South Korea’s Woori Finance Holdings is the largest banking group in the country with assets amounting to 25.7 trillion Won as of 2012. According to regulators, the assets are to be divided into three pieces and sold.
The FSC or Financial Services Commission (FSC) reported that two regional banks are to be the initial offerings, namely Kwangju Bank and Kyongnam Bank. Afterwards, the group’s brokerage unit will be sold off along with other affiliate. The last to be sold is Woori Bank, the flagship. On July 15 a public sale notice will be released for the sale of the two regional banks. The notice for the brokerage units will be released in August.
A whole new strategy
Breaking this deal into three smaller chunks is the latest strategy employed by the South Korean government to finalize the long overdue $3.9 billion sale which is equivalent to 4.5 trillion Korean Won. Parting the deal three ways is a means of lessening the potential buyer’s financial responsibilities. The decision makers also took into account the potential buyer’s preferences.
As soon as possible
Speaking to journalists, the Chairman of the FSC Shin Je-yoon said that the move aims to return the banking group to the market without further delay. He expressed concern that the banking groups value and competitiveness will dwindle as time goes by. Shin also appealed to the National Assembly and the press to help the government in landing a deal at the soonest possible time.

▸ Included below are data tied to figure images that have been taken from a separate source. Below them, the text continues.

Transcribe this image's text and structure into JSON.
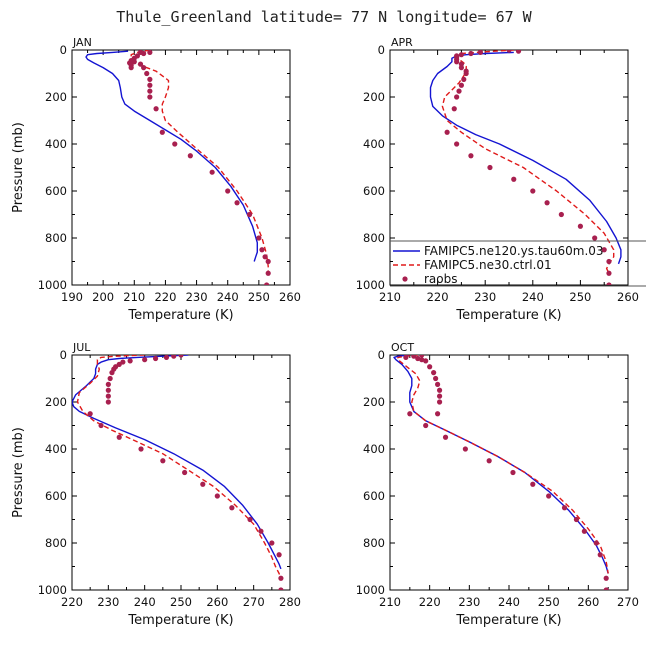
{
  "figure": {
    "title": "Thule_Greenland   latitude= 77 N longitude= 67 W"
  },
  "styles": {
    "model1_color": "#1414d2",
    "model2_color": "#e01a1a",
    "obs_color": "#a8204f"
  },
  "chart_data": [
    {
      "type": "line",
      "panel": "JAN",
      "title": "JAN",
      "xlabel": "Temperature (K)",
      "ylabel": "Pressure (mb)",
      "xlim": [
        190,
        260
      ],
      "ylim": [
        1000,
        0
      ],
      "xticks": [
        190,
        200,
        210,
        220,
        230,
        240,
        250,
        260
      ],
      "yticks": [
        0,
        200,
        400,
        600,
        800,
        1000
      ],
      "series": [
        {
          "name": "FAMIPC5.ne120.ys.tau60m.03",
          "style": "solid",
          "x": [
            208,
            203,
            198,
            195,
            194.5,
            195,
            197,
            200,
            203,
            205,
            205.5,
            206,
            207,
            210,
            215,
            220,
            225,
            230,
            236,
            241,
            245,
            248,
            249.5,
            249.5,
            249,
            248.5
          ],
          "y": [
            5,
            10,
            15,
            20,
            30,
            40,
            55,
            75,
            100,
            130,
            160,
            200,
            230,
            260,
            300,
            340,
            380,
            430,
            500,
            580,
            660,
            750,
            820,
            860,
            880,
            900
          ]
        },
        {
          "name": "FAMIPC5.ne30.ctrl.01",
          "style": "dashed",
          "x": [
            215,
            213,
            211,
            210,
            209,
            209,
            209.5,
            211,
            213,
            215,
            217,
            219,
            221,
            221,
            220,
            219,
            219,
            220,
            224,
            230,
            237,
            243,
            248,
            251,
            252.5,
            253,
            253
          ],
          "y": [
            0,
            5,
            10,
            15,
            20,
            30,
            45,
            60,
            70,
            80,
            90,
            110,
            130,
            160,
            200,
            230,
            260,
            300,
            350,
            420,
            500,
            600,
            700,
            800,
            870,
            920,
            950
          ]
        },
        {
          "name": "raobs",
          "style": "markers",
          "x": [
            212,
            213,
            215,
            211,
            210,
            209,
            208.5,
            209,
            209,
            210,
            212,
            213,
            214,
            215,
            215,
            215,
            215,
            217,
            219,
            223,
            228,
            235,
            240,
            243,
            247,
            250,
            251,
            252,
            253,
            253,
            252.5
          ],
          "y": [
            10,
            15,
            10,
            25,
            35,
            45,
            55,
            65,
            75,
            50,
            60,
            75,
            100,
            125,
            150,
            175,
            200,
            250,
            350,
            400,
            450,
            520,
            600,
            650,
            700,
            800,
            850,
            880,
            900,
            950,
            1000
          ]
        }
      ]
    },
    {
      "type": "line",
      "panel": "APR",
      "title": "APR",
      "xlabel": "Temperature (K)",
      "ylabel": "",
      "xlim": [
        210,
        260
      ],
      "ylim": [
        1000,
        0
      ],
      "xticks": [
        210,
        220,
        230,
        240,
        250,
        260
      ],
      "yticks": [
        0,
        200,
        400,
        600,
        800,
        1000
      ],
      "legend": {
        "placement": "bottom",
        "entries": [
          {
            "label": "FAMIPC5.ne120.ys.tau60m.03",
            "series": 0
          },
          {
            "label": "FAMIPC5.ne30.ctrl.01",
            "series": 1
          },
          {
            "label": "raobs",
            "series": 2
          }
        ]
      },
      "series": [
        {
          "name": "FAMIPC5.ne120.ys.tau60m.03",
          "style": "solid",
          "x": [
            236,
            230,
            226,
            224,
            223,
            223,
            222,
            220,
            219,
            218.5,
            218.5,
            219,
            221,
            224,
            228,
            233,
            240,
            247,
            252,
            255.5,
            257.5,
            258.5,
            258.5,
            258
          ],
          "y": [
            10,
            15,
            20,
            25,
            35,
            50,
            70,
            100,
            130,
            160,
            200,
            240,
            280,
            320,
            360,
            400,
            470,
            550,
            640,
            730,
            800,
            850,
            880,
            910
          ]
        },
        {
          "name": "FAMIPC5.ne30.ctrl.01",
          "style": "dashed",
          "x": [
            236,
            232,
            228,
            225,
            224,
            224.5,
            225.5,
            226,
            226,
            225.5,
            224.5,
            223,
            221.5,
            221,
            222,
            225,
            230,
            238,
            245,
            251,
            255,
            257,
            257,
            256,
            255.5,
            256
          ],
          "y": [
            0,
            5,
            10,
            15,
            25,
            40,
            55,
            70,
            90,
            110,
            140,
            170,
            200,
            240,
            300,
            350,
            420,
            500,
            600,
            700,
            780,
            850,
            880,
            910,
            930,
            950
          ]
        },
        {
          "name": "raobs",
          "style": "markers",
          "x": [
            235,
            237,
            229,
            227,
            225,
            224,
            224,
            224,
            224,
            225,
            225,
            226,
            226,
            225.5,
            225,
            224.5,
            224,
            223.5,
            222,
            224,
            227,
            231,
            236,
            240,
            243,
            246,
            250,
            253,
            255,
            256,
            256,
            256
          ],
          "y": [
            0,
            5,
            10,
            15,
            20,
            25,
            30,
            40,
            50,
            60,
            75,
            90,
            100,
            125,
            150,
            175,
            200,
            250,
            350,
            400,
            450,
            500,
            550,
            600,
            650,
            700,
            750,
            800,
            850,
            900,
            950,
            1000
          ]
        }
      ]
    },
    {
      "type": "line",
      "panel": "JUL",
      "title": "JUL",
      "xlabel": "Temperature (K)",
      "ylabel": "Pressure (mb)",
      "xlim": [
        220,
        280
      ],
      "ylim": [
        1000,
        0
      ],
      "xticks": [
        220,
        230,
        240,
        250,
        260,
        270,
        280
      ],
      "yticks": [
        0,
        200,
        400,
        600,
        800,
        1000
      ],
      "series": [
        {
          "name": "FAMIPC5.ne120.ys.tau60m.03",
          "style": "solid",
          "x": [
            252,
            245,
            238,
            233,
            230,
            228,
            227,
            226.5,
            226.5,
            226,
            224,
            221,
            220,
            220.5,
            222,
            226,
            232,
            240,
            248,
            256,
            262,
            267,
            271,
            274,
            276,
            277,
            277.5
          ],
          "y": [
            0,
            5,
            10,
            15,
            20,
            30,
            40,
            60,
            80,
            100,
            130,
            170,
            200,
            220,
            240,
            270,
            310,
            360,
            420,
            490,
            560,
            640,
            720,
            800,
            860,
            890,
            910
          ]
        },
        {
          "name": "FAMIPC5.ne30.ctrl.01",
          "style": "dashed",
          "x": [
            240,
            232,
            228,
            227,
            227,
            227.5,
            227,
            225,
            222,
            221.5,
            223,
            226,
            231,
            238,
            245,
            252,
            259,
            265,
            270,
            273,
            275,
            276,
            277,
            277.5
          ],
          "y": [
            0,
            5,
            10,
            20,
            40,
            60,
            90,
            120,
            160,
            200,
            240,
            280,
            320,
            370,
            420,
            490,
            560,
            640,
            720,
            800,
            860,
            900,
            930,
            950
          ]
        },
        {
          "name": "raobs",
          "style": "markers",
          "x": [
            250,
            248,
            246,
            243,
            240,
            236,
            234,
            233,
            232,
            231.5,
            231,
            230.5,
            230,
            230,
            230,
            230,
            225,
            228,
            233,
            239,
            245,
            251,
            256,
            260,
            264,
            269,
            272,
            275,
            277,
            277.5,
            277.5
          ],
          "y": [
            0,
            5,
            10,
            15,
            20,
            25,
            30,
            40,
            50,
            60,
            75,
            100,
            125,
            150,
            175,
            200,
            250,
            300,
            350,
            400,
            450,
            500,
            550,
            600,
            650,
            700,
            750,
            800,
            850,
            950,
            1000
          ]
        }
      ]
    },
    {
      "type": "line",
      "panel": "OCT",
      "title": "OCT",
      "xlabel": "Temperature (K)",
      "ylabel": "",
      "xlim": [
        210,
        270
      ],
      "ylim": [
        1000,
        0
      ],
      "xticks": [
        210,
        220,
        230,
        240,
        250,
        260,
        270
      ],
      "yticks": [
        0,
        200,
        400,
        600,
        800,
        1000
      ],
      "series": [
        {
          "name": "FAMIPC5.ne120.ys.tau60m.03",
          "style": "solid",
          "x": [
            215,
            212,
            211,
            211.5,
            213,
            214.5,
            215.5,
            215.5,
            215,
            215,
            216,
            219,
            224,
            230,
            237,
            244,
            250,
            255,
            259,
            262,
            263.5,
            264.5,
            265
          ],
          "y": [
            0,
            5,
            10,
            20,
            40,
            70,
            100,
            130,
            160,
            200,
            240,
            280,
            320,
            370,
            430,
            500,
            580,
            660,
            740,
            810,
            860,
            900,
            930
          ]
        },
        {
          "name": "FAMIPC5.ne30.ctrl.01",
          "style": "dashed",
          "x": [
            217,
            214,
            212,
            212,
            213.5,
            215,
            216.5,
            217.5,
            217,
            216,
            215.5,
            216,
            219,
            224,
            230,
            237,
            244,
            251,
            256,
            260,
            263,
            264.5,
            265
          ],
          "y": [
            0,
            5,
            10,
            20,
            40,
            60,
            80,
            110,
            140,
            170,
            200,
            240,
            280,
            320,
            370,
            430,
            500,
            580,
            660,
            740,
            810,
            880,
            930
          ]
        },
        {
          "name": "raobs",
          "style": "markers",
          "x": [
            218,
            216,
            214,
            217,
            218,
            219,
            220,
            221,
            221.5,
            222,
            222.5,
            222.5,
            222.5,
            222,
            215,
            219,
            224,
            229,
            235,
            241,
            246,
            250,
            254,
            257,
            259,
            262,
            263,
            264.5,
            264.5
          ],
          "y": [
            0,
            5,
            10,
            15,
            20,
            25,
            50,
            75,
            100,
            125,
            150,
            175,
            200,
            250,
            250,
            300,
            350,
            400,
            450,
            500,
            550,
            600,
            650,
            700,
            750,
            800,
            850,
            950,
            1000
          ]
        }
      ]
    }
  ]
}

At the wake of the Asian Financial crisis of 1997 to 1998 the government of South Korea bailed out five financial firms. Woori Finance, a holding company was founded in 2001. Korea Deposit Insurance Corp., a state-run outfit used to own the whole company. At present, the South Korean government has a 57% stake in the firm.

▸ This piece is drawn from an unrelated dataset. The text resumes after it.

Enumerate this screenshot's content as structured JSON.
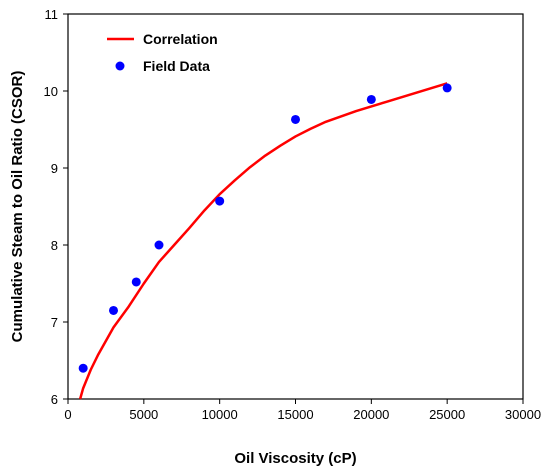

Single deal not an option anymore
This is South Korea’s fourth bid, at the wake of three earlier attempts from 2010 to 2012. These former efforts failed because there were no takers when the offer presented was for the whole package. A single deal would land the government around US$3.9 billion based on the closing share price on Tuesday.
KB Financial Group shied away from the bid due to a requirement in South Korean law. A holding firm making the bid for another financial holding company is required to purchase 95% at the least. The not so agreeable public opinion on private equity firms also contributed to the decision of potential buyers to stay away.
The biggest chunk
FSC Chair Shin said that the main objective is to “return Woori Finance to the private sector.” The last and biggest chunk to be offered to buyers is Woori Bank, with the target launching set in January 2014. The FSC hopes that it will be sold within the year.
For analysts, the change in strategy could result in a more favorable response. They also predict a measure of success in this fourth attempt citing political support from the new President of South Korea Park Geun-hye.